Your median price calculation is wrong. On http://multimedia.cx/iOpenAppStoreMetaData/7001.html well over 400 of the 801 apps are priced at $0.99, but the median is listed as $4.99.
Also, showing the standard deviation may be a nice addition.
My personal experience on the development side of databases is small, but I suspect that your problem with large data in a database has more to do with SQLite than relational databases in general. Though I’d probably prefer keep my large data externally anyhow, if just for easy access outside of the application.
As for transforming XML documents to HTML with RegExps: “yuck”. Nuff said.
[quote cite=”Mike]Have you ever gotten one little spark of an idea and started to research and prototype it, only to have it snowball into something absolutely unrecognizable in a short period of time[/quote]
Yes. In fact, I think my projects progress fastest when they “evolve” rather than when I design them up front.
Ceterum censeo you need a preview button with the comment form.
I’ll look into the preview button, especially at the request of one of my most frequent commenters. :-) There are probably dozens of plugins and extensions to do this in WordPress.
My understanding of “median” is a little bit off. I’ll get that corrected soon.
I couldn’t think of an easy way to calculate the correct median, so I took the easier way out and removed it from the pages. I also got rid of the mode since it’s pretty obvious from looking at the graph.

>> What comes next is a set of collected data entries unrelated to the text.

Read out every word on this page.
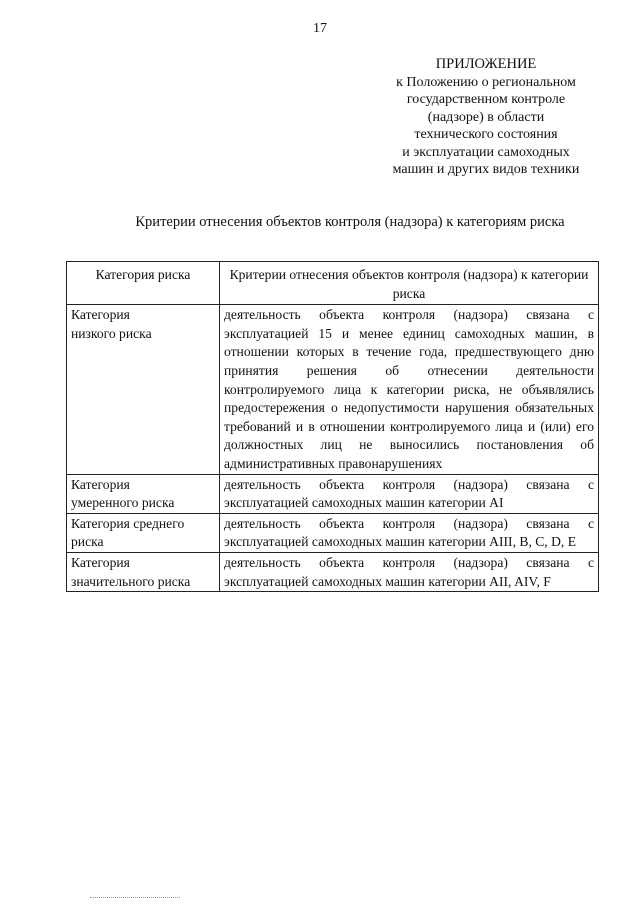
17
ПРИЛОЖЕНИЕ
к Положению о региональном
государственном контроле
(надзоре) в области
технического состояния
и эксплуатации самоходных
машин и других видов техники
Критерии отнесения объектов контроля (надзора) к категориям риска
Категория риска	Критерии отнесения объектов контроля (надзора) к категории риска
Категория
низкого риска	деятельность объекта контроля (надзора) связана с эксплуатацией 15 и менее единиц самоходных машин, в отношении которых в течение года, предшествующего дню принятия решения об отнесении деятельности контролируемого лица к категории риска, не объявлялись предостережения о недопустимости нарушения обязательных требований и в отношении контролируемого лица и (или) его должностных лиц не выносились постановления об административных правонарушениях
Категория
умеренного риска	деятельность объекта контроля (надзора) связана с эксплуатацией самоходных машин категории AI
Категория среднего
риска	деятельность объекта контроля (надзора) связана с эксплуатацией самоходных машин категории AIII, B, C, D, E
Категория
значительного риска	деятельность объекта контроля (надзора) связана с эксплуатацией самоходных машин категории AII, AIV, F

Where is the difficulty in calculating the median? It’s nothing more than sorting all the elements and picking the middle one (or average of the middle two if there is an even number).
Is it that you need to be able to do it from SQL? A quick search with Google for “sql median” gave me this page, which has an almost ready to use query: http://www.1keydata.com/sql/sql-median.html
And thanks for adding a preview button. I’ve seen several WordPress blogs with one (or something similar, like a preview which is updated while you type), so I know that the plugins exist.

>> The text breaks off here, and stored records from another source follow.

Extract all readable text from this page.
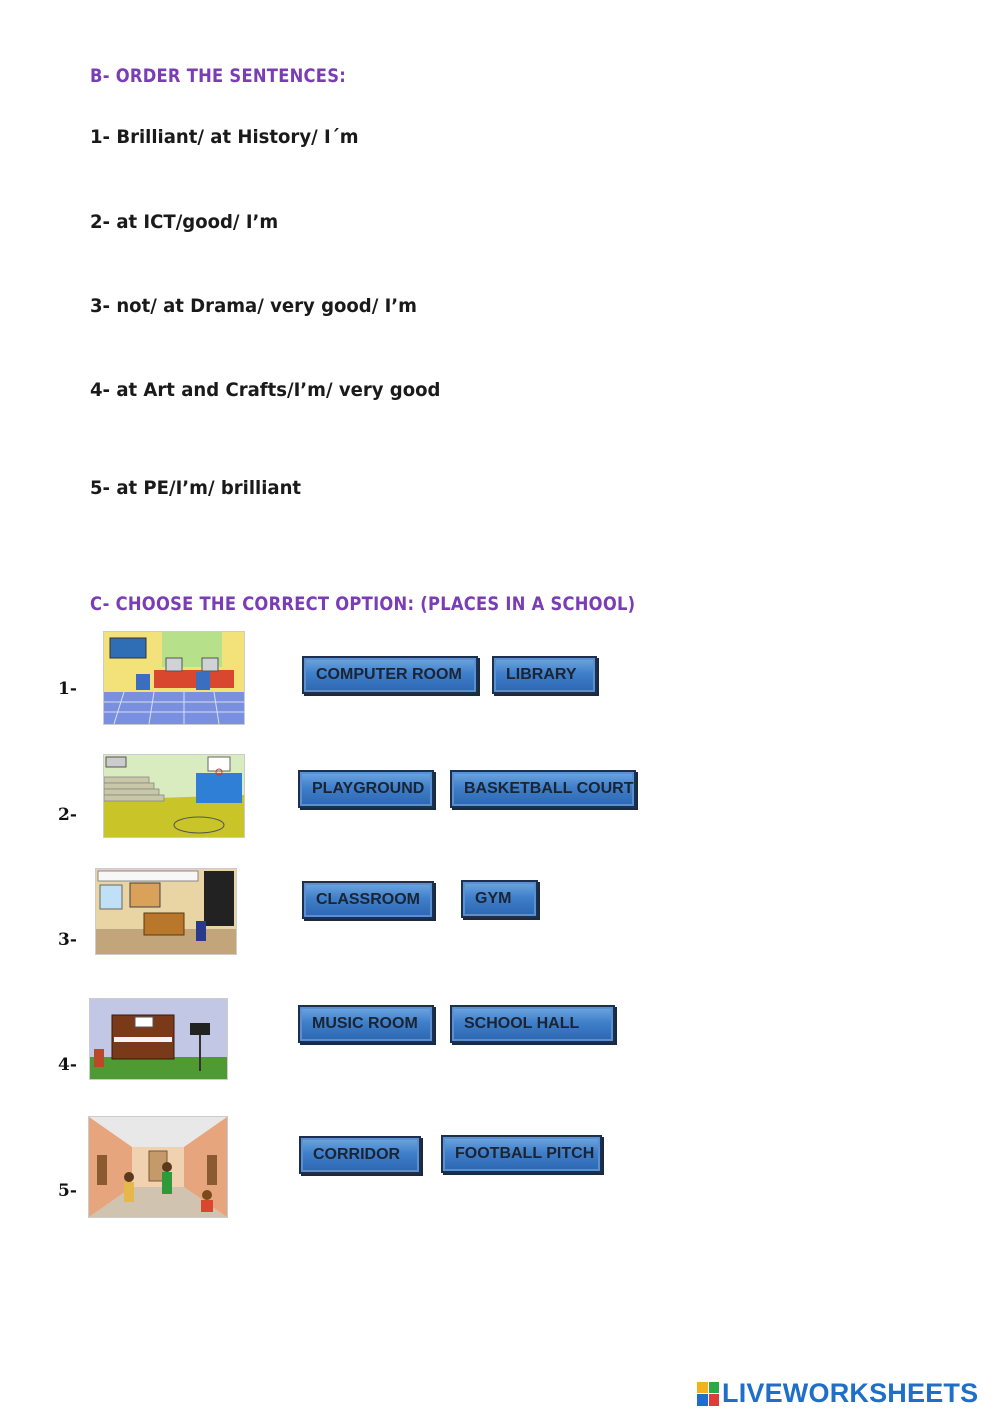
B- ORDER THE SENTENCES:
1- Brilliant/ at History/ I´m
2- at ICT/good/ I’m
3- not/ at Drama/ very good/ I’m
4- at Art and Crafts/I’m/ very good
5- at PE/I’m/ brilliant
C- CHOOSE THE CORRECT OPTION: (PLACES IN A SCHOOL)
1-
COMPUTER ROOM	LIBRARY
2-
PLAYGROUND	BASKETBALL COURT
3-
CLASSROOM	GYM
4-
MUSIC ROOM	SCHOOL HALL
5-
CORRIDOR	FOOTBALL PITCH
LIVEWORKSHEETS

The problem is that this is a sophisticated SQL database with 2 tables instead of the pedagogical 1. I have to JOIN the appstore table with the genre table when breaking things down by genre and I don’t know how to eliminate duplicate rows (since apps can be placed in many genres).
I should probably just post the entire SQLite database in order to live up to the “Open” part of iOpenAppStoreMetaData.
Hey, neat stuff, I’m amazed by the quick-nature of this effort, and the amount of work you did :D You should have mentioned this on the list, I’m going to post this as some nice news :)
It actually wasn’t that quick — I started early in July. :-) It was an on and off project, like most of the things I do.
Hi, I would love to get the code for downloading all the app details from the appstore, or the protocol you discovered that is used. I would like to create a database myself, and run some queries on it. I am particularly interested in the biggest publishers, and your list only goes up to 30.
thanks, John
@John: I hope to make a few revisions to the system in the near future and then publish the SQLite database file on an ongoing basis. That should be more useful to people than publishing the harvesting utilities, which can take a long time to do their job and would only stress Apple’s servers (and cause them to implement roadblocks to doing this automatically).